On December 8th, FireEye announced that it had suffered an attack in which the company's proprietary Red Team tools were exposed. In response, they published IOCs that allow the use of the tools to be identified.
Shortly after, they reported back to the community about an attack in which SolarWinds software was compromised. Specifically, the problem lies in the updates to the legitimate SolarWinds Orion software for versions 2019.4 to 2020.2.1. FireEye reported that it had discovered a trojan in the software that enables malware to be distributed, which they have named SUNBURST. Microsoft, for its part, has named the malware Solorigate. The malware installs a backdoor that allows communication to be established with a C2 server, in addition to executing commands.
The backdoor is found in SolarWinds.Orion.Core.BusinessLayer.dll, which is actually a SolarWinds digitally-signed component, thus constituting a supply chain attack. The malware is installed as part of the legitimate software's update routine.
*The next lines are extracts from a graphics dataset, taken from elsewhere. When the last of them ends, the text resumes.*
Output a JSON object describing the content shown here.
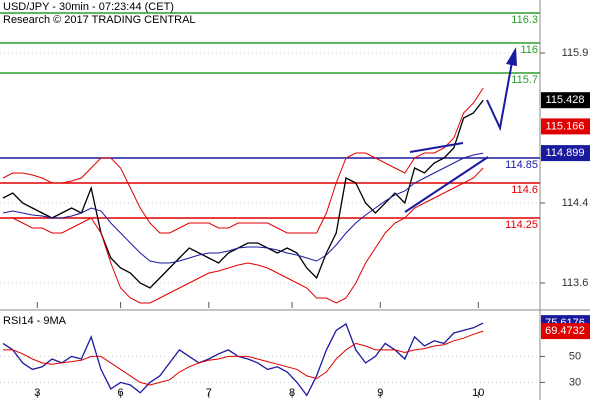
{
  "chart_data": [
    {
      "type": "line",
      "title": "USD/JPY - 30min - 07:23:44 (CET)",
      "subtitle": "Research © 2017 TRADING CENTRAL",
      "x": [
        0,
        1,
        2,
        3,
        4,
        5,
        6,
        7,
        8,
        9,
        10,
        11,
        12,
        13,
        14,
        15,
        16,
        17,
        18,
        19,
        20,
        21,
        22,
        23,
        24,
        25,
        26,
        27,
        28,
        29,
        30,
        31,
        32,
        33,
        34,
        35,
        36,
        37,
        38,
        39,
        40,
        41,
        42,
        43,
        44,
        45,
        46,
        47,
        48,
        49
      ],
      "xlim": [
        0,
        55
      ],
      "xticks": [
        {
          "value": 3.5,
          "label": "3"
        },
        {
          "value": 12,
          "label": "6"
        },
        {
          "value": 21,
          "label": "7"
        },
        {
          "value": 29.5,
          "label": "8"
        },
        {
          "value": 38.5,
          "label": "9"
        },
        {
          "value": 48.5,
          "label": "10"
        }
      ],
      "ylim": [
        113.35,
        116.43
      ],
      "yticks": [
        113.6,
        114.4,
        115.9
      ],
      "series": [
        {
          "color": "#000000",
          "values": [
            114.45,
            114.5,
            114.4,
            114.35,
            114.3,
            114.25,
            114.3,
            114.35,
            114.3,
            114.55,
            114.1,
            113.85,
            113.75,
            113.7,
            113.6,
            113.55,
            113.65,
            113.75,
            113.85,
            113.95,
            113.9,
            113.85,
            113.8,
            113.9,
            113.95,
            114.0,
            114.0,
            113.95,
            113.9,
            113.95,
            113.9,
            113.75,
            113.65,
            113.9,
            114.1,
            114.65,
            114.6,
            114.4,
            114.3,
            114.4,
            114.5,
            114.4,
            114.75,
            114.7,
            114.8,
            114.85,
            114.95,
            115.25,
            115.3,
            115.428
          ]
        },
        {
          "color": "#e00000",
          "values": [
            114.65,
            114.7,
            114.7,
            114.68,
            114.65,
            114.6,
            114.6,
            114.62,
            114.65,
            114.75,
            114.85,
            114.85,
            114.75,
            114.55,
            114.35,
            114.2,
            114.1,
            114.1,
            114.15,
            114.2,
            114.2,
            114.2,
            114.15,
            114.15,
            114.2,
            114.2,
            114.2,
            114.2,
            114.15,
            114.1,
            114.1,
            114.1,
            114.1,
            114.3,
            114.6,
            114.85,
            114.9,
            114.9,
            114.85,
            114.8,
            114.75,
            114.7,
            114.85,
            114.9,
            114.9,
            114.95,
            115.05,
            115.3,
            115.4,
            115.55
          ]
        },
        {
          "color": "#e00000",
          "values": [
            114.25,
            114.25,
            114.2,
            114.15,
            114.15,
            114.1,
            114.1,
            114.15,
            114.2,
            114.25,
            114.1,
            113.8,
            113.55,
            113.45,
            113.4,
            113.4,
            113.45,
            113.5,
            113.55,
            113.6,
            113.65,
            113.7,
            113.72,
            113.75,
            113.78,
            113.8,
            113.78,
            113.75,
            113.7,
            113.65,
            113.6,
            113.55,
            113.45,
            113.45,
            113.4,
            113.45,
            113.6,
            113.8,
            113.95,
            114.1,
            114.2,
            114.25,
            114.35,
            114.4,
            114.45,
            114.5,
            114.55,
            114.6,
            114.65,
            114.75
          ]
        },
        {
          "color": "#1a1a9e",
          "values": [
            114.3,
            114.32,
            114.3,
            114.28,
            114.27,
            114.25,
            114.25,
            114.27,
            114.3,
            114.35,
            114.32,
            114.2,
            114.1,
            114.0,
            113.9,
            113.82,
            113.8,
            113.8,
            113.82,
            113.85,
            113.88,
            113.9,
            113.9,
            113.92,
            113.95,
            113.96,
            113.96,
            113.95,
            113.93,
            113.9,
            113.88,
            113.85,
            113.82,
            113.88,
            113.98,
            114.1,
            114.2,
            114.28,
            114.35,
            114.42,
            114.48,
            114.52,
            114.6,
            114.65,
            114.7,
            114.75,
            114.8,
            114.85,
            114.88,
            114.899
          ]
        }
      ],
      "markers": [
        {
          "value": 115.166,
          "color": "#e00000"
        }
      ],
      "levels": [
        {
          "value": 116.3,
          "color": "#2e9e2e"
        },
        {
          "value": 116,
          "color": "#2e9e2e"
        },
        {
          "value": 115.7,
          "color": "#2e9e2e"
        },
        {
          "value": 114.85,
          "color": "#1a1a9e"
        },
        {
          "value": 114.6,
          "color": "#e00000"
        },
        {
          "value": 114.25,
          "color": "#e00000"
        }
      ]
    },
    {
      "type": "line",
      "title": "RSI14 - 9MA",
      "ylim": [
        18,
        83.4
      ],
      "yticks": [
        30,
        50
      ],
      "series": [
        {
          "color": "#1a1a9e",
          "values": [
            60,
            55,
            45,
            40,
            42,
            48,
            45,
            50,
            48,
            65,
            40,
            25,
            30,
            28,
            22,
            30,
            35,
            45,
            55,
            50,
            45,
            48,
            52,
            55,
            50,
            48,
            45,
            40,
            42,
            38,
            30,
            20,
            35,
            55,
            70,
            75,
            55,
            45,
            50,
            60,
            55,
            48,
            65,
            58,
            62,
            60,
            68,
            70,
            72,
            75.6176
          ]
        },
        {
          "color": "#e00000",
          "values": [
            55,
            55,
            52,
            48,
            45,
            44,
            45,
            46,
            47,
            50,
            50,
            45,
            40,
            35,
            30,
            28,
            30,
            32,
            38,
            42,
            45,
            47,
            48,
            50,
            50,
            50,
            48,
            46,
            44,
            42,
            40,
            35,
            33,
            38,
            48,
            55,
            60,
            58,
            55,
            55,
            55,
            53,
            55,
            56,
            58,
            59,
            62,
            64,
            67,
            69.4732
          ]
        }
      ]
    }
  ]
}
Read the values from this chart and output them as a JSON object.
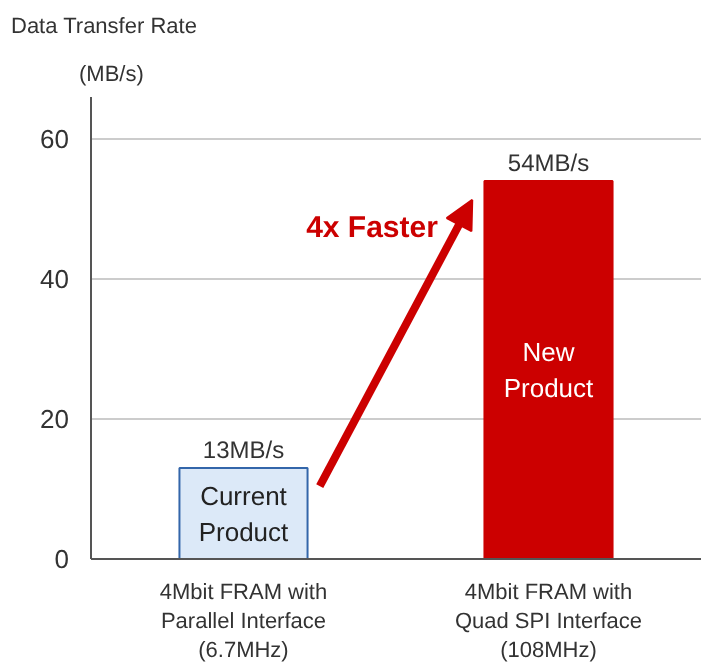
{
  "chart_data": {
    "type": "bar",
    "title": "Data Transfer Rate",
    "ylabel": "(MB/s)",
    "categories": [
      "4Mbit FRAM with\nParallel Interface\n(6.7MHz)",
      "4Mbit FRAM with\nQuad SPI Interface\n(108MHz)"
    ],
    "values": [
      13,
      54
    ],
    "colors": [
      "#dce9f8",
      "#cc0000"
    ],
    "value_labels": [
      "13MB/s",
      "54MB/s"
    ],
    "ylim": [
      0,
      66
    ],
    "yticks": [
      0,
      20,
      40,
      60
    ],
    "grid": "y",
    "annotations": [
      "Current\nProduct",
      "New\nProduct",
      "4x Faster"
    ]
  }
}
Update package containing SolarWinds.Orion.Core.BusinessLayer.dll, query made: December 14, 2020
This backdoor remains inactive for 12 to 14 days before trying to connect to the C2 server, connecting to the avsvmcloud[.]com domain. The malware is capable of executing a set of commands that allow it to obtain information about the system configuration, transfer and execute files, restart the computer and disable system services. These commands are grouped as "Jobs".
List of jobs to be executed
Communication with the C2 servers is done through HTTP traffic, disguised with the characteristics of legitimate products, in particular the OIP protocol (Orion Improvement Program). The function in charge of communicating with the C2 is HttpHelper.Initialize.
Part of the HttpHelper.initialize function
Furthermore, the malware is capable of identifying known antivirus and forensic tools as part of its way of operating.
As part of their report, investigators have pointed out that in some samples the attackers use a dropper that is governed by a new way of operating. The dropper has been named TEARDROP by FireEye and one of its noteworthy features is the fact that it runs as a service, it creates a thread and reads from the file “gracious_truth.jpg” that contains a false header. The dropper decodes the payload using a custom rolling XOR algorithm and loads another embedded payload into memory using a custom PE format. One of the hypotheses is that its main purpose is to execute a modified version of beacon for CobaltStrike.
Detection and Kill Switch
The affected versions of SolarWinds Orion correspond to those published between March and June of 2020 (from 2019.4 HF5 to 2020.2.1). Both FireEye and other companies have shared detection rules for this malware. In the case of FireEye, they can be found on the GitHub page. On the other hand, Volexity associated this attack with the Dark Halo group and provided information regarding the set of commands executed by the attackers.
YARA rules for the detection of the TEARDROP dropper (https://github.com/fireeye/sunburst_countermeasures/blob/main/all-yara.yar)
Description of detection rules for one of the samples available on VirusTotal
On the other hand, Microsoft, FireEye and GoDaddy collaborated to create a kill switch for the backdoor after taking over the domain used by the malware to contact the C2 (avsvmcloud[.]com). The kill switch is based on domain resolution. Under GoDaddy's control, any subdomain will resolve to IP 188.8.131.52, which, being within the range of IPs blocked by the malware (184.108.40.206/15), will cause the malware to terminate and stop it from running again. However, this kill switch for the SOLORIGATE backdoor does not prevent the malware from using additional persistence mechanisms.
The supply chain attack on SolarWinds software is proof that maintaining an active monitoring system over running systems and processes is critical. This malware waits about two weeks to become active, enough time for the updates to be installed on the system and to try to hide its operations. Its camouflage is based on the tool that hosts it, which is seen as reliable by the system, meaning monitoring systems could fail to notice the traffic for quite some time.
Although this malware's impact is only beginning to be discovered just now, its preparation has taken much longer. It is also worth noting that SolarWinds reported that around 33,000 customers were affected, although only 18,000 were using a trojanized version of their software. This points to another problem derived from this type of attack, which is precisely how the damage can go beyond the affected infrastructure, spreading to our trusted network.